Enviada em 08/06/2020
A constituição Federal garante à todos direito a saúde. Contudo, o sistema único de saúde (SUS) tem enfrentado dificuldade para atender todos os pacientes, um dos fatos que contribui para a ´´Judicialização da saúde´´, ou seja, nessecidade de recorrer à justiça para reclamar do atendimento médico e aos recursos hospitalar. Logo, é necessário que unam-se em defesa da saúde. Haja vista que tal situação não apenas ameaça a legitimidade do Poder judiciário, ao interfirir nas políticas pública de saúde, como também se agrava no número de prescrições que excede a lista dos itens disponíveis na relação Nacional de Medicamento essenciais, o que podem trazer retrocessos irreparáveis. Por seguinte, percebe-se que o cogestionamento dom SUS provoca inúmeras ações judiciais. Sobre esse âmbito o Ministério da Saúde, ocorreram 60 mil processos no setor da saúde em 2014. Portanto, é evidente que ao mesmo tempo que o Juiz determina atendimento ao indivíduo, está preterindo a outro que tem o mesmo direito do primeiro que tomou sua vez. Sabe-se que Juízes de Direito não intererir no protocolo do SUS, visto que não são profissionais indicados para avaliar demandas emergenciais ou preferenciais. Soma-se, o fato de que partes dos profissionais de saúde, oposto à ética e bom senso, prescrevem medicamentos que extrapolam a lista de itens disponíveis nas pratileiras públicas, o que também, justifica a judicialização. Nota-se que a constituição Federal não tem sido de garantir a saúde de todos os brasileiros devidos as atitutes errônea de alguns indivíduos frentes as políticas públicas. O Brasil, segundo índice Brasileiro de Geogafia e Pesquisa, destina 8%do PIB de Saúde, a quantidade suficiente para assegurar atendimento público de qualidade a população.

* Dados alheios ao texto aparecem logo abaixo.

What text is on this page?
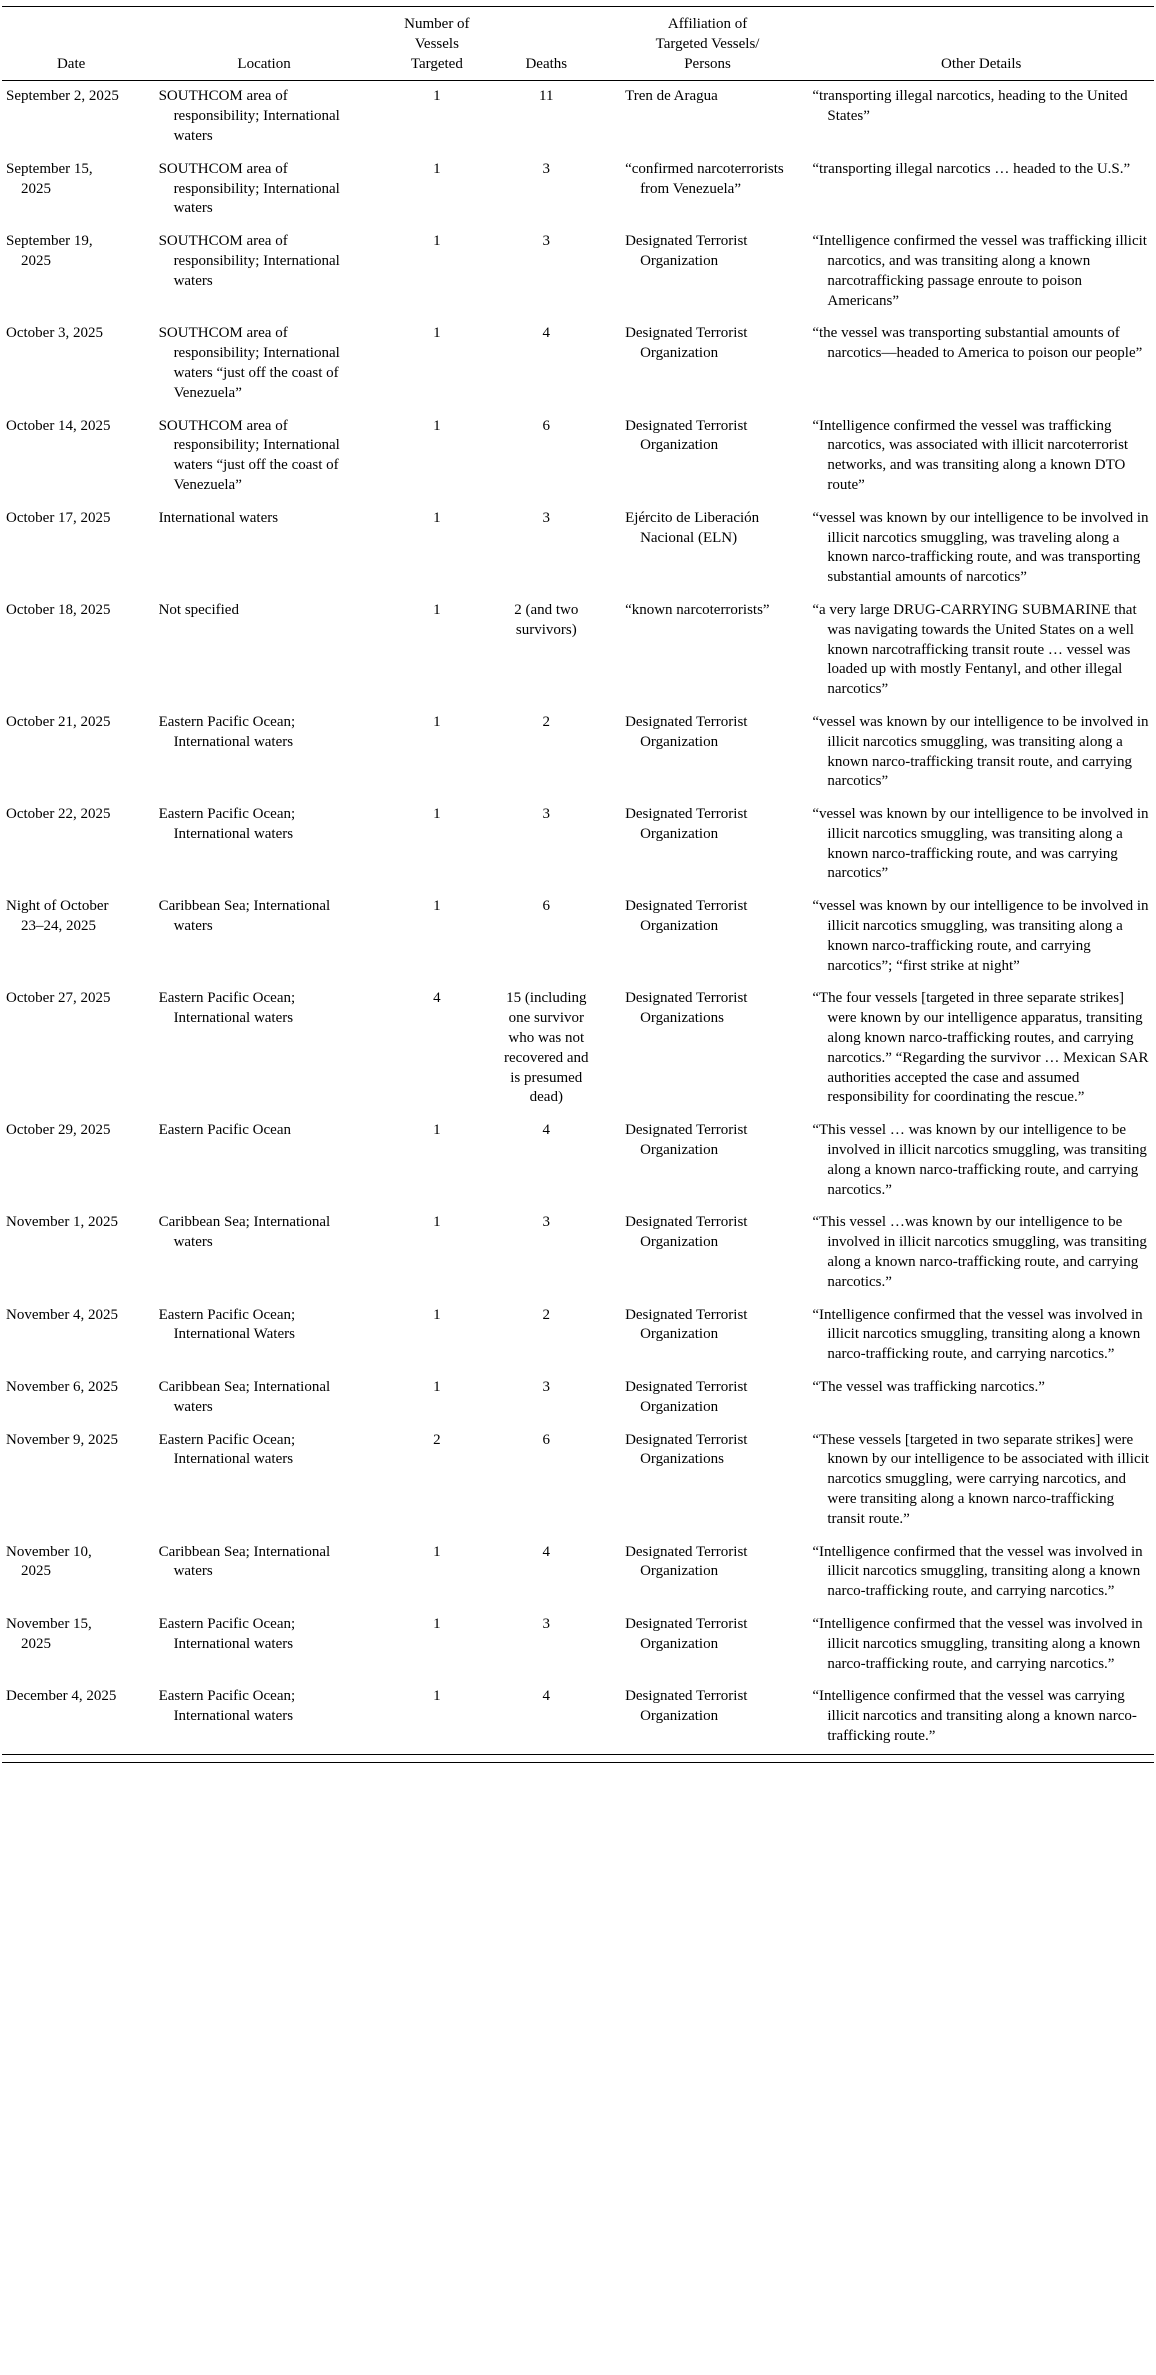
Date	Location	Number of Vessels Targeted	Deaths	Affiliation of Targeted Vessels/ Persons	Other Details

September 2, 2025	SOUTHCOM area of responsibility; International waters	1	11	Tren de Aragua	“transporting illegal narcotics, heading to the United States”

September 15, 2025	SOUTHCOM area of responsibility; International waters	1	3	“confirmed narcoterrorists from Venezuela”	“transporting illegal narcotics … headed to the U.S.”

September 19, 2025	SOUTHCOM area of responsibility; International waters	1	3	Designated Terrorist Organization	“Intelligence confirmed the vessel was trafficking illicit narcotics, and was transiting along a known narcotrafficking passage enroute to poison Americans”

October 3, 2025	SOUTHCOM area of responsibility; International waters “just off the coast of Venezuela”	1	4	Designated Terrorist Organization	“the vessel was transporting substantial amounts of narcotics—headed to America to poison our people”

October 14, 2025	SOUTHCOM area of responsibility; International waters “just off the coast of Venezuela”	1	6	Designated Terrorist Organization	“Intelligence confirmed the vessel was trafficking narcotics, was associated with illicit narcoterrorist networks, and was transiting along a known DTO route”

October 17, 2025	International waters	1	3	Ejército de Liberación Nacional (ELN)	“vessel was known by our intelligence to be involved in illicit narcotics smuggling, was traveling along a known narco-trafficking route, and was transporting substantial amounts of narcotics”

October 18, 2025	Not specified	1	2 (and two survivors)	“known narcoterrorists”	“a very large DRUG-CARRYING SUBMARINE that was navigating towards the United States on a well known narcotrafficking transit route … vessel was loaded up with mostly Fentanyl, and other illegal narcotics”

October 21, 2025	Eastern Pacific Ocean; International waters	1	2	Designated Terrorist Organization	“vessel was known by our intelligence to be involved in illicit narcotics smuggling, was transiting along a known narco-trafficking transit route, and carrying narcotics”

October 22, 2025	Eastern Pacific Ocean; International waters	1	3	Designated Terrorist Organization	“vessel was known by our intelligence to be involved in illicit narcotics smuggling, was transiting along a known narco-trafficking route, and was carrying narcotics”

Night of October 23–24, 2025	Caribbean Sea; International waters	1	6	Designated Terrorist Organization	“vessel was known by our intelligence to be involved in illicit narcotics smuggling, was transiting along a known narco-trafficking route, and carrying narcotics”; “first strike at night”

October 27, 2025	Eastern Pacific Ocean; International waters	4	15 (including one survivor who was not recovered and is presumed dead)	Designated Terrorist Organizations	“The four vessels [targeted in three separate strikes] were known by our intelligence apparatus, transiting along known narco-trafficking routes, and carrying narcotics.” “Regarding the survivor … Mexican SAR authorities accepted the case and assumed responsibility for coordinating the rescue.”

October 29, 2025	Eastern Pacific Ocean	1	4	Designated Terrorist Organization	“This vessel … was known by our intelligence to be involved in illicit narcotics smuggling, was transiting along a known narco-trafficking route, and carrying narcotics.”

November 1, 2025	Caribbean Sea; International waters	1	3	Designated Terrorist Organization	“This vessel …was known by our intelligence to be involved in illicit narcotics smuggling, was transiting along a known narco-trafficking route, and carrying narcotics.”

November 4, 2025	Eastern Pacific Ocean; International Waters	1	2	Designated Terrorist Organization	“Intelligence confirmed that the vessel was involved in illicit narcotics smuggling, transiting along a known narco-trafficking route, and carrying narcotics.”

November 6, 2025	Caribbean Sea; International waters	1	3	Designated Terrorist Organization	“The vessel was trafficking narcotics.”

November 9, 2025	Eastern Pacific Ocean; International waters	2	6	Designated Terrorist Organizations	“These vessels [targeted in two separate strikes] were known by our intelligence to be associated with illicit narcotics smuggling, were carrying narcotics, and were transiting along a known narco-trafficking transit route.”

November 10, 2025	Caribbean Sea; International waters	1	4	Designated Terrorist Organization	“Intelligence confirmed that the vessel was involved in illicit narcotics smuggling, transiting along a known narco-trafficking route, and carrying narcotics.”

November 15, 2025	Eastern Pacific Ocean; International waters	1	3	Designated Terrorist Organization	“Intelligence confirmed that the vessel was involved in illicit narcotics smuggling, transiting along a known narco-trafficking route, and carrying narcotics.”

December 4, 2025	Eastern Pacific Ocean; International waters	1	4	Designated Terrorist Organization	“Intelligence confirmed that the vessel was carrying illicit narcotics and transiting along a known narco-trafficking route.”
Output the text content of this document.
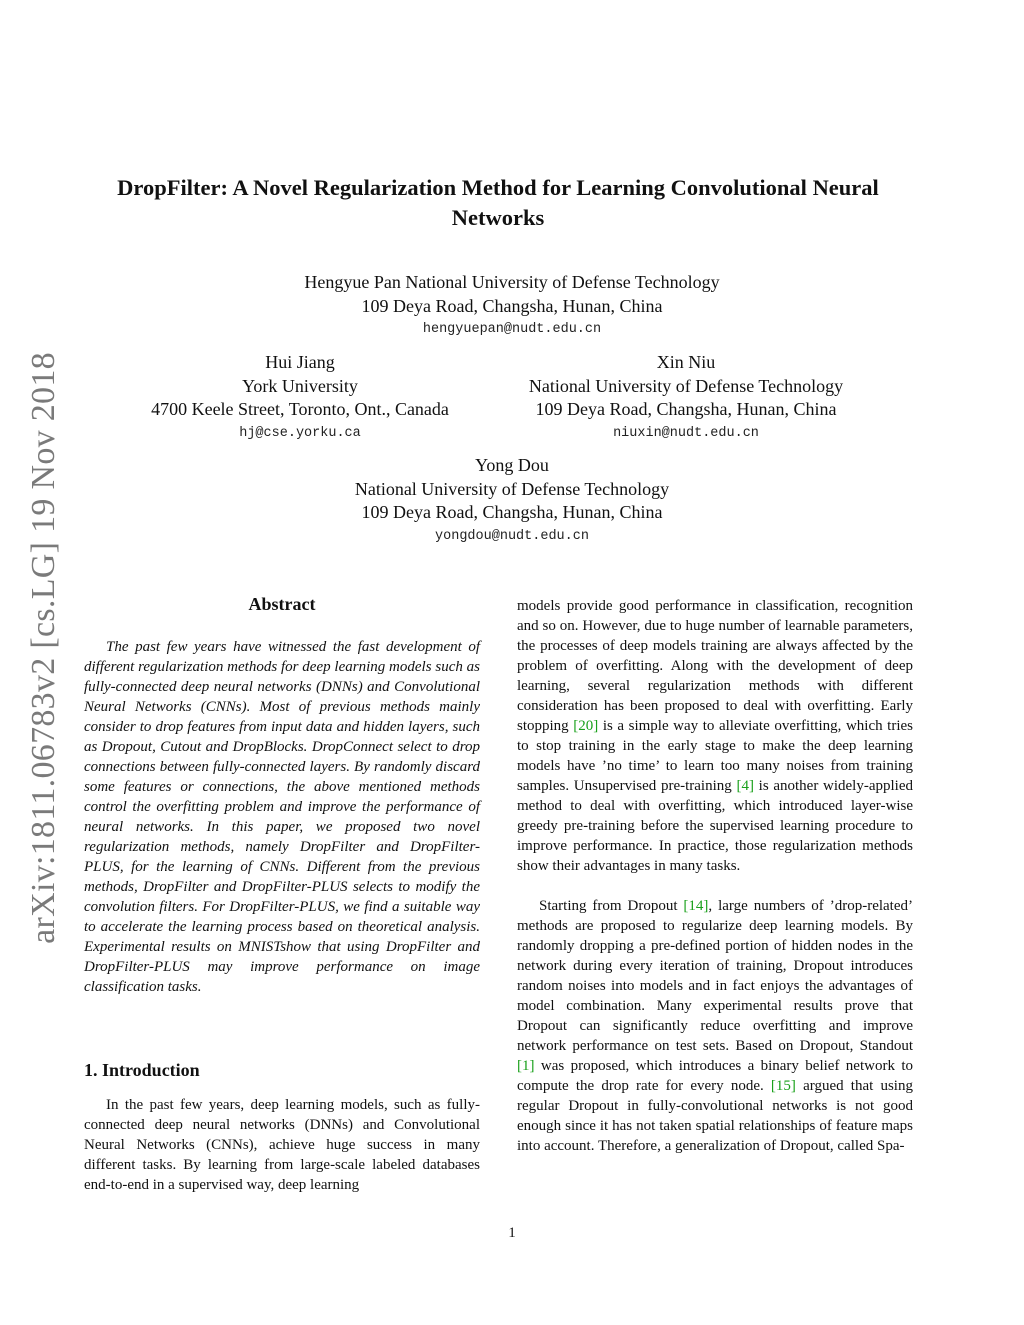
arXiv:1811.06783v2 [cs.LG] 19 Nov 2018
DropFilter: A Novel Regularization Method for Learning Convolutional Neural Networks
Hengyue Pan National University of Defense Technology
109 Deya Road, Changsha, Hunan, China
hengyuepan@nudt.edu.cn
Hui Jiang
York University
4700 Keele Street, Toronto, Ont., Canada
hj@cse.yorku.ca
Xin Niu
National University of Defense Technology
109 Deya Road, Changsha, Hunan, China
niuxin@nudt.edu.cn
Yong Dou
National University of Defense Technology
109 Deya Road, Changsha, Hunan, China
yongdou@nudt.edu.cn
Abstract

The past few years have witnessed the fast development of different regularization methods for deep learning models such as fully-connected deep neural networks (DNNs) and Convolutional Neural Networks (CNNs). Most of previous methods mainly consider to drop features from input data and hidden layers, such as Dropout, Cutout and DropBlocks. DropConnect select to drop connections between fully-connected layers. By randomly discard some features or connections, the above mentioned methods control the overfitting problem and improve the performance of neural networks. In this paper, we proposed two novel regularization methods, namely DropFilter and DropFilter-PLUS, for the learning of CNNs. Different from the previous methods, DropFilter and DropFilter-PLUS selects to modify the convolution filters. For DropFilter-PLUS, we find a suitable way to accelerate the learning process based on theoretical analysis. Experimental results on MNISTshow that using DropFilter and DropFilter-PLUS may improve performance on image classification tasks.

1. Introduction

In the past few years, deep learning models, such as fully-connected deep neural networks (DNNs) and Convolutional Neural Networks (CNNs), achieve huge success in many different tasks. By learning from large-scale labeled databases end-to-end in a supervised way, deep learning

models provide good performance in classification, recognition and so on. However, due to huge number of learnable parameters, the processes of deep models training are always affected by the problem of overfitting. Along with the development of deep learning, several regularization methods with different consideration has been proposed to deal with overfitting. Early stopping [20] is a simple way to alleviate overfitting, which tries to stop training in the early stage to make the deep learning models have ’no time’ to learn too many noises from training samples. Unsupervised pre-training [4] is another widely-applied method to deal with overfitting, which introduced layer-wise greedy pre-training before the supervised learning procedure to improve performance. In practice, those regularization methods show their advantages in many tasks.

Starting from Dropout [14], large numbers of ’drop-related’ methods are proposed to regularize deep learning models. By randomly dropping a pre-defined portion of hidden nodes in the network during every iteration of training, Dropout introduces random noises into models and in fact enjoys the advantages of model combination. Many experimental results prove that Dropout can significantly reduce overfitting and improve network performance on test sets. Based on Dropout, Standout [1] was proposed, which introduces a binary belief network to compute the drop rate for every node. [15] argued that using regular Dropout in fully-convolutional networks is not good enough since it has not taken spatial relationships of feature maps into account. Therefore, a generalization of Dropout, called Spa-

1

Sendo assim, para conter a judicialização da saúde é preciso que se instaure um dialógo entre sociais do entrave:Poder público, Médicos e Pacientes. Ao poder público não apenas ampliação de corpo clinico como tambem, fiscalização do dinheiro público. Aos Médicos competem a prescrição de medicamentos segundo o exame. Portantos, aos Pacientes a consciencia de que, nem sempre, tomar o lugar do outro é eticamente defensavel.